Saturday, August 29, 2020

Death is not the end. It’s more of a... stepping off point

Celebrity deaths don't usually hit me hard. There is a general sadness of course that someone has left behind family members, friends and what not but in general if I didn't know them rarely does it bring a tear to my eye.

With the sudden passing of Chadwick Boseman I have been hit with such an astonishing level of grief that it's hard to put into word. I knew him only through movies and interviews but  he was so much more than an actor to me, and to black people in general. 

I came to really follow his work after it was announced that he would portray Black Panther on the big screen. Now Black Panther is a character that is deeply personal to me for many reasons. The main reason being growing up there was such a lack of black superheroes and one day, I saw this character with the Fantastic Four. It was amazing. A black character that wasn't like a caricature of a pimp or something. Wasn't the butt of jokes or obviously made to be inferior to his white counterparts, he was a god damn king. I was convinced I would never see him on the big screen and given his proper due.
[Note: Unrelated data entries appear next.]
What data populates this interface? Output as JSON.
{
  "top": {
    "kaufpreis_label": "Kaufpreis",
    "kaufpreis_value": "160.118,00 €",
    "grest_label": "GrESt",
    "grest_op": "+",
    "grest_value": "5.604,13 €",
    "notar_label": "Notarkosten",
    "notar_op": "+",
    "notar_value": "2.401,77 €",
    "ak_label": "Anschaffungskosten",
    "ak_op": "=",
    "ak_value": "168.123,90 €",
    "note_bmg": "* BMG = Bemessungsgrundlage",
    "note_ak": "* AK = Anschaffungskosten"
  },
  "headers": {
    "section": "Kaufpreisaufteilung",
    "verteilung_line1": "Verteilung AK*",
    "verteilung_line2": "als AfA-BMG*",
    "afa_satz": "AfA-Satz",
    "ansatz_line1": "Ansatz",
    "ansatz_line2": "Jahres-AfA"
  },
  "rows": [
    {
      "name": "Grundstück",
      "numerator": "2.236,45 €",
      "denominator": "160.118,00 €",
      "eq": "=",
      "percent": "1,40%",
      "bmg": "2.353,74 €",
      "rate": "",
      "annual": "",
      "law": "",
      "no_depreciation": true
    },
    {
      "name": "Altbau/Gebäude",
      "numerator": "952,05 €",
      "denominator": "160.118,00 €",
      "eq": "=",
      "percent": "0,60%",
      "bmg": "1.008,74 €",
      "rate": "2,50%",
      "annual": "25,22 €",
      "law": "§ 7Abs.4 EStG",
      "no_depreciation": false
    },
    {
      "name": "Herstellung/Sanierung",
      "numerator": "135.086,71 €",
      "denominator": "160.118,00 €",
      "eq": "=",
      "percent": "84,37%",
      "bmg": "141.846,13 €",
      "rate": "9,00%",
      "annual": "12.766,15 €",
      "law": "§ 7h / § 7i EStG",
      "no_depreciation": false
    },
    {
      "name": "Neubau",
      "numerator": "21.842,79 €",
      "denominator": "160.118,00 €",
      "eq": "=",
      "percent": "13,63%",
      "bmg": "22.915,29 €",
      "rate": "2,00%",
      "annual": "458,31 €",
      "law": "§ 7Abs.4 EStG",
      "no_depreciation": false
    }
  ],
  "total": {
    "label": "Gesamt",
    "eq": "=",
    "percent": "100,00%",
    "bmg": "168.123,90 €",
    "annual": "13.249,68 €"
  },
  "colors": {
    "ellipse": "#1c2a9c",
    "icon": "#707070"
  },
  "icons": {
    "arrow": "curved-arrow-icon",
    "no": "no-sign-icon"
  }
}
Chadwick Boseman has entered the chat! He took a role and a character that if we're being honest the masses had not been introduced to and took us on a journey. He completely owned the role to the point that if people saw him in the street, they gave him the Wakandan salute as the royalty that he was. 

He could have stopped right there but he proceeded to portray all of our heroes. Jackie Robinson, Thurgood Marshall, James Brown. To the point that the running joke was he was eventually going to portray every black person on the planet. 

The man was so immensely talented and making sure our heroes got their roses. The love and recognition that they deserved while they were here. And now he has joined the greats of the past without I feel ever getting his proper due. Maybe because we took him being on our screens  for granted, maybe because it's human nature not to appreciate greatness until it no longer walks amongst us.

So Mr. Boseman, forever king of Wakanda, I thank you. I thank you as the father of a young boy who LOVES Black Panther. Who wears his mask and will only answer you if you call him the Black Panther. I thank you for the 8 year old boy who got that comic in a Mississippi gas station, I thank you as the 35 year old man who giddily put on his Wakandan sweatshirt and showed up an hour before the movie started to see his hero. The solace that I can take from this however is that for as awesome as T'Challa is, the man behind the portrayal was was even more of a superhero than the Wakandan royalty he portrayed. When I declared it the movie of the decade this is how I felt: 

"I get chills when I think about Black Panther. Was it the cinematic masterpiece that some would expect from the movie of the decade? Probably not. You can even make the argument that it wasn't the best Marvel movie of the decade. But what it was, was this beautiful piece of blackness that we don't get to see enough of, and that representation matters baby. After seeing it opening night I wrote this:

"I...I don't even really have words for what I just saw. Thank you Marvel and thank you Ryan Coogler. That awkward 8 year old who got a copy of Fantastic Four with a black super hero in it from a gas station in Mississippi is so damn happy with what he saw tonight." "

So King, as you said in Black Panther, “Death is not the end. It’s more of a... stepping off point.”